About 3 weeks ago in one of our numerous texts, my daughter invited me and my other daughter to get together and watch the live stream video of Sammy in the NICU. I asked if I could have the password. She said no, that it was only for parents and grandparents.
I later discovered that the video is for all family members to view the progress of their preemies. I told my daughter I knew she lied to me. Then my granddaughter texted me and said “we didn’t want to give it out to just anyone”! Anyone! I’m just anyone?!
It was like someone had punched me in the stomach. She said they were allowing the grandparents and siblings only. I was crushed, furious, every emotion possible. This has caused a break in our relationship. I can’t understand how she could hurt me so. What if Sammy didn’t survive and I never got to see him? They still haven’t given me a reasonable explanation as to why they excluded a great-grandparent.
We’ve exchanged many harsh words over this. My daughter thinks I’m being selfish and that her daughter has every right to make her own decision as to whom she wants to look at the baby. I understand she has the right, but why would my daughter allow my granddaughter to hurt me this way? They both acknowledge they lied and have apologized, saying this is exactly why they lied — to spare my feelings. I’ve only told two close friends what happened and they gasped! They couldn’t understand why my granddaughter would make such a decision or why my daughter would support her. I’m hoping you can give me some advice.
Dear Heartbroken Great-Grandma:
First, let me congratulate you on building such a strong multi-generational bond with your family! That’s remarkable – you sound very engaged. I hope I get the chance to be such an engaged great-grandma!
Second, congratulations on the new arrival. But oh, how frightening to have such a tiny preemie. I’m glad he’s thriving.
Now, let me address your questions and concerns. Are you familiar with Jane Isay? If not, I highly recommend her book: Unconditional Love: A Guide to Navigating the Joys and Challenges of Being a Grandparent Today. She is one of my favorite grandparent authors. I recently heard her speak and her advice comes to mind. Give your grandchildren unconditional love and don’t take things personally.

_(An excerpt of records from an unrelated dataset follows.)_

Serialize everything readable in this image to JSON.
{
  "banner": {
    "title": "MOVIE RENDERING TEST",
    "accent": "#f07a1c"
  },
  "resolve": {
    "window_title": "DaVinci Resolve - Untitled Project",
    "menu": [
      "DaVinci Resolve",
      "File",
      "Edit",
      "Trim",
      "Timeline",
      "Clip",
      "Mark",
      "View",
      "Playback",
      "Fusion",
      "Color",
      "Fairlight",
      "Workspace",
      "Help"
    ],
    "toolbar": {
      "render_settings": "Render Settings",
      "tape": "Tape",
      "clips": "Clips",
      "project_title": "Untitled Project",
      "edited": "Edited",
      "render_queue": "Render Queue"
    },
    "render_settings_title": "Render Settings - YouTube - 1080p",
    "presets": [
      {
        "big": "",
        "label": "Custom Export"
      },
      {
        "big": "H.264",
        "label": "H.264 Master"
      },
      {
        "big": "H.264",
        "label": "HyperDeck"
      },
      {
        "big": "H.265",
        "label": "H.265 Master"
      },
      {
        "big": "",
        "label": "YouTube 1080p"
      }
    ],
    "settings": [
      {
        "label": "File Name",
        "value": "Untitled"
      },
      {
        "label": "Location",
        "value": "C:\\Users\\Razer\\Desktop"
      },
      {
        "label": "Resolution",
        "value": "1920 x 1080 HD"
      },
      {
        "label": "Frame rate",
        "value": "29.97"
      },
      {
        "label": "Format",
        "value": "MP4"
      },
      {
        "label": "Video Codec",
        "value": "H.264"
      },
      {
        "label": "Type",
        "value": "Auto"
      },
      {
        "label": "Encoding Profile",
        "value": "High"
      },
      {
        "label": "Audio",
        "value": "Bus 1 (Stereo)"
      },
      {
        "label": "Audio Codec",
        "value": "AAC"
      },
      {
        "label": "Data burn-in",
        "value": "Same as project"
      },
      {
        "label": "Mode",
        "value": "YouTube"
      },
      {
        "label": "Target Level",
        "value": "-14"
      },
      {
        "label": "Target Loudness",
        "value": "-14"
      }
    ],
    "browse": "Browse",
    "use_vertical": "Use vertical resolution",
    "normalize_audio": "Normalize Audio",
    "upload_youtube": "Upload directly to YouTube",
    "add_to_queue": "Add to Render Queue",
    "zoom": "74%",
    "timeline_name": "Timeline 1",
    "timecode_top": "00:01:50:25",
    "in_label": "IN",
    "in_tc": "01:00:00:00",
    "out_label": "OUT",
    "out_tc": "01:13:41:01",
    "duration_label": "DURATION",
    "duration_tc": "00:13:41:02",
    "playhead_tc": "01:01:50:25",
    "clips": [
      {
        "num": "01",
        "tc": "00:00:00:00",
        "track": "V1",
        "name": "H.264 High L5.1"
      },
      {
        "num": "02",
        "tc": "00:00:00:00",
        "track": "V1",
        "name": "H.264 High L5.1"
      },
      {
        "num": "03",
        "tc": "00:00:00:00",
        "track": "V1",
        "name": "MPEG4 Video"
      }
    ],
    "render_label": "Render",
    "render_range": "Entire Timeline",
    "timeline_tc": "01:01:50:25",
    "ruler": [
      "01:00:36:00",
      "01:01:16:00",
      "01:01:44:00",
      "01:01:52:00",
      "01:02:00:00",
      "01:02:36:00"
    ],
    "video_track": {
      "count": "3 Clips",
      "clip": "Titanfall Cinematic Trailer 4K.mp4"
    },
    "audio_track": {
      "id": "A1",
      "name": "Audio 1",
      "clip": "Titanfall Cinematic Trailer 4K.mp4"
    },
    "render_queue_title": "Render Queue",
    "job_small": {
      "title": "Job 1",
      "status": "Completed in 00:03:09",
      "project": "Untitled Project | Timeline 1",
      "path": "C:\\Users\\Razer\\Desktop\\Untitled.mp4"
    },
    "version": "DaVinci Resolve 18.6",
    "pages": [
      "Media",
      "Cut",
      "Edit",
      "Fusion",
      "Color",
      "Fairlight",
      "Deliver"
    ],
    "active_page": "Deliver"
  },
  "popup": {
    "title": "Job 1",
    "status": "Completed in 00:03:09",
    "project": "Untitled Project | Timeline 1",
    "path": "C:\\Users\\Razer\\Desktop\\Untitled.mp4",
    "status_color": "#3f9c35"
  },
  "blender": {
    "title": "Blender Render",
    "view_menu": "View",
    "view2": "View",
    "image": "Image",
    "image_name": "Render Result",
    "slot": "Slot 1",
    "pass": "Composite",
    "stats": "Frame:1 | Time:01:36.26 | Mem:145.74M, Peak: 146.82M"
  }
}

As I read your email, I had great empathy for your granddaughter who gave birth way earlier than planned. How scary and traumatic for her. I hope you can put yourself in her place with all that she’s gone through. You may not like what I’m going to say but it would be good if you could let go of your ego and your own needs and have some compassion for your granddaughter. Sometimes we make poor judgments when our hormones are out of whack like your granddaughter’s. She’s been through a trauma and you need to give her all the love, support, space, and non-judgment you can muster.
Try to be grateful for the bond you have and stop feeling sorry for yourself. Take a softer approach and stop blaming your daughter and granddaughter. The more open you can be to letting her call the shots (just like you had to do when you became a grandma) the more they’ll be open to letting you be part of the team. It’s hard to adjust when you’ve been so involved. It takes time and patience.